I attended an interesting lecture this week. The professor who spoke talked about Diffusion Tensor Imaging (DTI) as well as about a newer technology they are trying to help develop – High Angular Resolution Diffusion Imaging (HARDI). DTI is based on tensor mathematics and physics. The tensor in DTI is basically a 3×3 matrix (x, y, and z planes) of numbers that represent the diffusion per voxel in the brain. A voxel is a volumetric pixel – a 3D portion of the brain in MR imaging. The highest resolution we can typically get with clinical MR scanners is a cubic mm voxel. So with DTI we have a tensor, a matrix, that describes the diffusion of water molecules within each voxel in the brain. Diffusion in a jar of water or in the ventricles of the brain tends to be fast and spherical. It is less spherical in the gray matter and even less so in the white matter. In fact, the diffusion of water is highly directional in white matter (the myelinated axons of neurons). This means that the water molecules tend to diffuse somewhat parallel to the length of the axon. The movements of these water molecules are picked up by the MR scanner (which is technically “focusing” on the hydrogen atoms in water).

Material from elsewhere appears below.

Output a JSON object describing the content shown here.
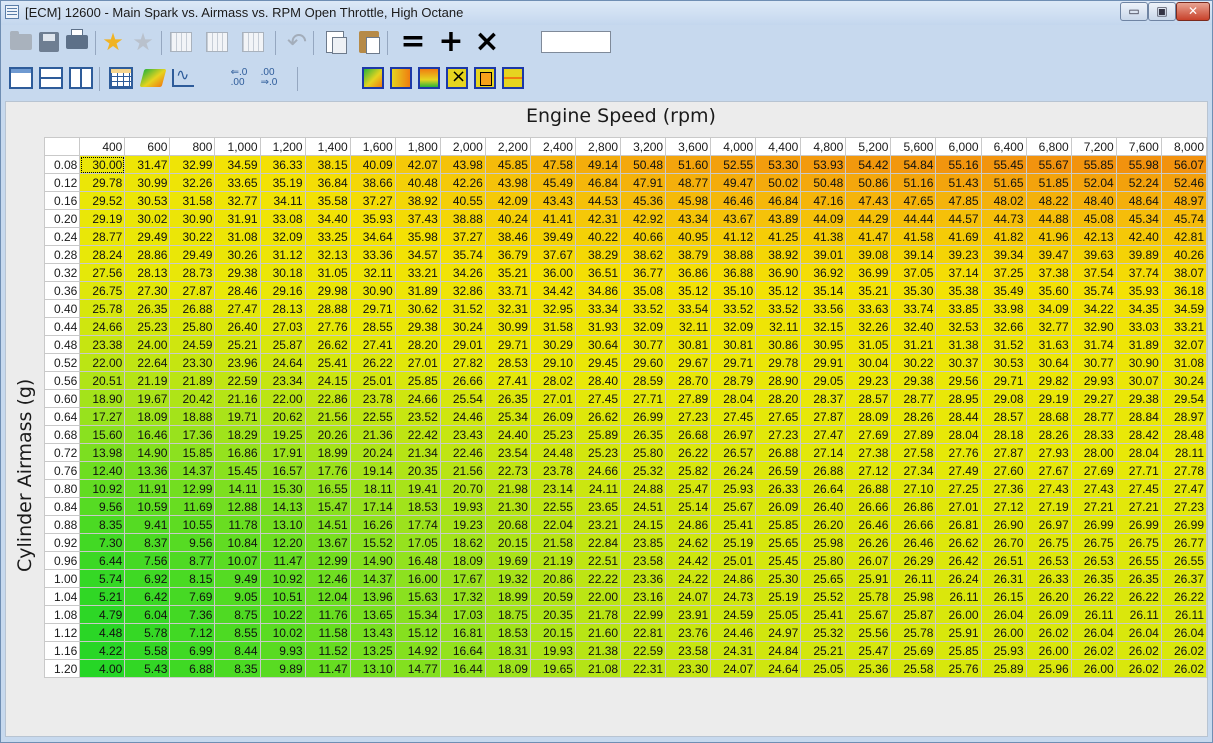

The diffusion per voxel can be quantified by measures of fractional anisotropy (how directional is the movement), Mean Diffusivity (total diffusion within the voxel), and by the eigenvalues of the matrix (basically how far the molecules moved in the direction of the eigenvector).
Back to HARDI. HARDI improves upon DTI by allowing for more directions of the white matter fibers to be separated out than is possible with DTI. There are some areas of the brain where there are a lot of crossing fibers and these areas show up as dark spots on DTI (which looks like a hole in the brain). With HARDI, you can see that the fibers are just more complex than is possible to calculate with DTI.
Both of these methods are useful for measuring the overall integrity (and potentially connectivity) of the white matter in the brain.